Secondly, they hand you a PSD with a design, that's tedious but easy enough.
You can farm it out to someone who just does HTML/CSS and as another comment
on this thread notes, that's a very high competition low margin market. I
don't have a real problem with that, but the initial designs are never the
finished product, there are iterations all the time, and the way I've seen
them iterate is "oh we need an edit / delete / create button for this
particular widget here, it needs to be aligned over here, no we need to move
it six million times to decide, I don't know, use your intuition" like I
should have some kind of intuition about design issues.

They're designers, they handle appearance and aesthetics, I have no interest
in it whatsoever, I don't want to iterate six million psd's into their
html/css counterparts, and I sure as hell don't want to have to handhold the
designer at the stage the implementation is already finished and they decide
they want to modify pixel margins and such.
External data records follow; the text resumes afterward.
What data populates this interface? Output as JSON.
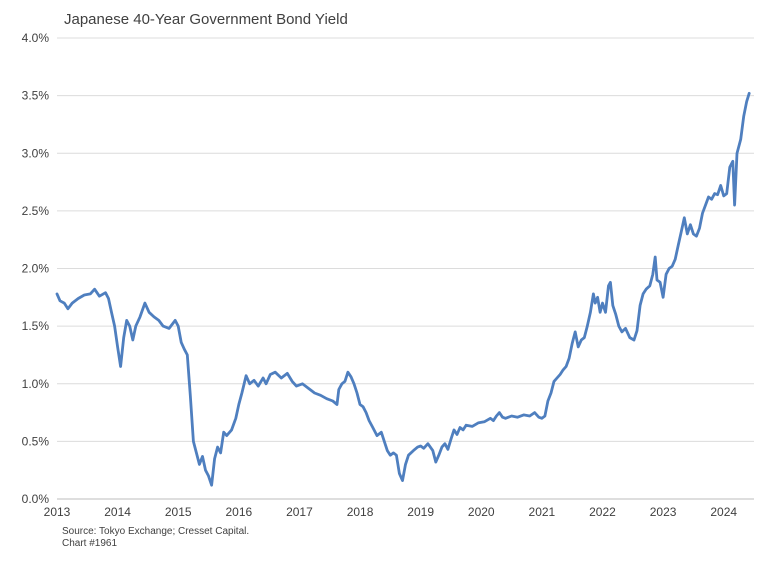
{
  "chart_data": {
    "type": "line",
    "title": "Japanese 40-Year Government Bond Yield",
    "xlabel": "",
    "ylabel": "",
    "xlim": [
      2013.0,
      2024.5
    ],
    "ylim": [
      0.0,
      4.0
    ],
    "y_tick_labels": [
      "0.0%",
      "0.5%",
      "1.0%",
      "1.5%",
      "2.0%",
      "2.5%",
      "3.0%",
      "3.5%",
      "4.0%"
    ],
    "x_tick_labels": [
      "2013",
      "2014",
      "2015",
      "2016",
      "2017",
      "2018",
      "2019",
      "2020",
      "2021",
      "2022",
      "2023",
      "2024"
    ],
    "grid": "horizontal",
    "color": "#4f7fbf",
    "series": [
      {
        "values": [
          [
            2013.0,
            1.78
          ],
          [
            2013.05,
            1.72
          ],
          [
            2013.12,
            1.7
          ],
          [
            2013.18,
            1.65
          ],
          [
            2013.25,
            1.7
          ],
          [
            2013.35,
            1.74
          ],
          [
            2013.45,
            1.77
          ],
          [
            2013.55,
            1.78
          ],
          [
            2013.62,
            1.82
          ],
          [
            2013.7,
            1.76
          ],
          [
            2013.8,
            1.79
          ],
          [
            2013.85,
            1.74
          ],
          [
            2013.9,
            1.62
          ],
          [
            2013.95,
            1.5
          ],
          [
            2014.0,
            1.32
          ],
          [
            2014.05,
            1.15
          ],
          [
            2014.1,
            1.4
          ],
          [
            2014.15,
            1.55
          ],
          [
            2014.2,
            1.5
          ],
          [
            2014.25,
            1.38
          ],
          [
            2014.3,
            1.5
          ],
          [
            2014.37,
            1.58
          ],
          [
            2014.45,
            1.7
          ],
          [
            2014.52,
            1.62
          ],
          [
            2014.6,
            1.58
          ],
          [
            2014.68,
            1.55
          ],
          [
            2014.75,
            1.5
          ],
          [
            2014.85,
            1.48
          ],
          [
            2014.95,
            1.55
          ],
          [
            2015.0,
            1.5
          ],
          [
            2015.05,
            1.36
          ],
          [
            2015.1,
            1.3
          ],
          [
            2015.15,
            1.25
          ],
          [
            2015.2,
            0.9
          ],
          [
            2015.25,
            0.5
          ],
          [
            2015.3,
            0.4
          ],
          [
            2015.35,
            0.3
          ],
          [
            2015.4,
            0.37
          ],
          [
            2015.45,
            0.25
          ],
          [
            2015.5,
            0.2
          ],
          [
            2015.55,
            0.12
          ],
          [
            2015.6,
            0.35
          ],
          [
            2015.65,
            0.45
          ],
          [
            2015.7,
            0.4
          ],
          [
            2015.75,
            0.58
          ],
          [
            2015.8,
            0.55
          ],
          [
            2015.88,
            0.6
          ],
          [
            2015.95,
            0.7
          ],
          [
            2016.0,
            0.82
          ],
          [
            2016.05,
            0.92
          ],
          [
            2016.12,
            1.07
          ],
          [
            2016.18,
            1.0
          ],
          [
            2016.25,
            1.03
          ],
          [
            2016.32,
            0.98
          ],
          [
            2016.4,
            1.05
          ],
          [
            2016.45,
            1.0
          ],
          [
            2016.52,
            1.08
          ],
          [
            2016.6,
            1.1
          ],
          [
            2016.7,
            1.05
          ],
          [
            2016.8,
            1.09
          ],
          [
            2016.88,
            1.02
          ],
          [
            2016.95,
            0.98
          ],
          [
            2017.05,
            1.0
          ],
          [
            2017.15,
            0.96
          ],
          [
            2017.25,
            0.92
          ],
          [
            2017.35,
            0.9
          ],
          [
            2017.45,
            0.87
          ],
          [
            2017.55,
            0.85
          ],
          [
            2017.62,
            0.82
          ],
          [
            2017.65,
            0.95
          ],
          [
            2017.7,
            1.0
          ],
          [
            2017.75,
            1.02
          ],
          [
            2017.8,
            1.1
          ],
          [
            2017.85,
            1.06
          ],
          [
            2017.9,
            1.0
          ],
          [
            2017.95,
            0.92
          ],
          [
            2018.0,
            0.82
          ],
          [
            2018.05,
            0.8
          ],
          [
            2018.1,
            0.75
          ],
          [
            2018.15,
            0.68
          ],
          [
            2018.2,
            0.63
          ],
          [
            2018.28,
            0.55
          ],
          [
            2018.35,
            0.58
          ],
          [
            2018.4,
            0.5
          ],
          [
            2018.45,
            0.42
          ],
          [
            2018.5,
            0.38
          ],
          [
            2018.55,
            0.4
          ],
          [
            2018.6,
            0.38
          ],
          [
            2018.65,
            0.22
          ],
          [
            2018.7,
            0.16
          ],
          [
            2018.75,
            0.3
          ],
          [
            2018.8,
            0.38
          ],
          [
            2018.88,
            0.42
          ],
          [
            2018.95,
            0.45
          ],
          [
            2019.0,
            0.46
          ],
          [
            2019.05,
            0.44
          ],
          [
            2019.12,
            0.48
          ],
          [
            2019.2,
            0.42
          ],
          [
            2019.25,
            0.32
          ],
          [
            2019.3,
            0.38
          ],
          [
            2019.35,
            0.45
          ],
          [
            2019.4,
            0.48
          ],
          [
            2019.45,
            0.43
          ],
          [
            2019.5,
            0.52
          ],
          [
            2019.55,
            0.6
          ],
          [
            2019.6,
            0.56
          ],
          [
            2019.65,
            0.62
          ],
          [
            2019.7,
            0.6
          ],
          [
            2019.75,
            0.64
          ],
          [
            2019.85,
            0.63
          ],
          [
            2019.95,
            0.66
          ],
          [
            2020.05,
            0.67
          ],
          [
            2020.15,
            0.7
          ],
          [
            2020.2,
            0.68
          ],
          [
            2020.25,
            0.72
          ],
          [
            2020.3,
            0.75
          ],
          [
            2020.35,
            0.71
          ],
          [
            2020.4,
            0.7
          ],
          [
            2020.5,
            0.72
          ],
          [
            2020.6,
            0.71
          ],
          [
            2020.7,
            0.73
          ],
          [
            2020.8,
            0.72
          ],
          [
            2020.88,
            0.75
          ],
          [
            2020.95,
            0.71
          ],
          [
            2021.0,
            0.7
          ],
          [
            2021.05,
            0.72
          ],
          [
            2021.1,
            0.85
          ],
          [
            2021.15,
            0.92
          ],
          [
            2021.2,
            1.02
          ],
          [
            2021.25,
            1.05
          ],
          [
            2021.3,
            1.08
          ],
          [
            2021.35,
            1.12
          ],
          [
            2021.4,
            1.15
          ],
          [
            2021.45,
            1.22
          ],
          [
            2021.5,
            1.35
          ],
          [
            2021.55,
            1.45
          ],
          [
            2021.6,
            1.32
          ],
          [
            2021.65,
            1.38
          ],
          [
            2021.7,
            1.4
          ],
          [
            2021.75,
            1.5
          ],
          [
            2021.8,
            1.62
          ],
          [
            2021.85,
            1.78
          ],
          [
            2021.88,
            1.7
          ],
          [
            2021.92,
            1.75
          ],
          [
            2021.96,
            1.62
          ],
          [
            2022.0,
            1.7
          ],
          [
            2022.05,
            1.62
          ],
          [
            2022.1,
            1.85
          ],
          [
            2022.13,
            1.88
          ],
          [
            2022.17,
            1.68
          ],
          [
            2022.22,
            1.6
          ],
          [
            2022.27,
            1.5
          ],
          [
            2022.32,
            1.45
          ],
          [
            2022.38,
            1.48
          ],
          [
            2022.45,
            1.4
          ],
          [
            2022.52,
            1.38
          ],
          [
            2022.57,
            1.46
          ],
          [
            2022.62,
            1.68
          ],
          [
            2022.67,
            1.78
          ],
          [
            2022.72,
            1.82
          ],
          [
            2022.78,
            1.85
          ],
          [
            2022.83,
            1.95
          ],
          [
            2022.87,
            2.1
          ],
          [
            2022.9,
            1.9
          ],
          [
            2022.95,
            1.88
          ],
          [
            2023.0,
            1.75
          ],
          [
            2023.05,
            1.95
          ],
          [
            2023.1,
            2.0
          ],
          [
            2023.15,
            2.02
          ],
          [
            2023.2,
            2.08
          ],
          [
            2023.25,
            2.2
          ],
          [
            2023.3,
            2.32
          ],
          [
            2023.35,
            2.44
          ],
          [
            2023.4,
            2.3
          ],
          [
            2023.45,
            2.38
          ],
          [
            2023.5,
            2.3
          ],
          [
            2023.55,
            2.28
          ],
          [
            2023.6,
            2.35
          ],
          [
            2023.65,
            2.48
          ],
          [
            2023.7,
            2.55
          ],
          [
            2023.75,
            2.62
          ],
          [
            2023.8,
            2.6
          ],
          [
            2023.85,
            2.65
          ],
          [
            2023.9,
            2.64
          ],
          [
            2023.95,
            2.72
          ],
          [
            2024.0,
            2.63
          ],
          [
            2024.05,
            2.65
          ],
          [
            2024.1,
            2.88
          ],
          [
            2024.15,
            2.93
          ],
          [
            2024.18,
            2.55
          ],
          [
            2024.22,
            3.0
          ],
          [
            2024.28,
            3.12
          ],
          [
            2024.33,
            3.32
          ],
          [
            2024.38,
            3.45
          ],
          [
            2024.42,
            3.52
          ]
        ]
      }
    ]
  },
  "footer": {
    "source": "Source: Tokyo Exchange; Cresset Capital.",
    "chart_number": "Chart #1961"
  }
}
The time spent handholding the designer on my current project vs actually
doing my job and writing code is 70/30 in favour of handholding the designer.
This is flat out ridiculous and I refuse to believe it ought to be par for the
course because they couldn't be bothered to learn something as utterly basic
as css and html. I didn't even want to learn them myself because I didn't see
it as a coding issue but just ended up learning it by osmosis because it's not
complex at all.

------
rbranson
This is a very high competition, relatively lower demand market than straight
web app development. A single designer can build interfaces that will put a
whole team of developers to work. If I'm interviewing designers and I had to
choose between the better designer and one that could do reasonably good
HTML/CSS, it'd be the later all the way.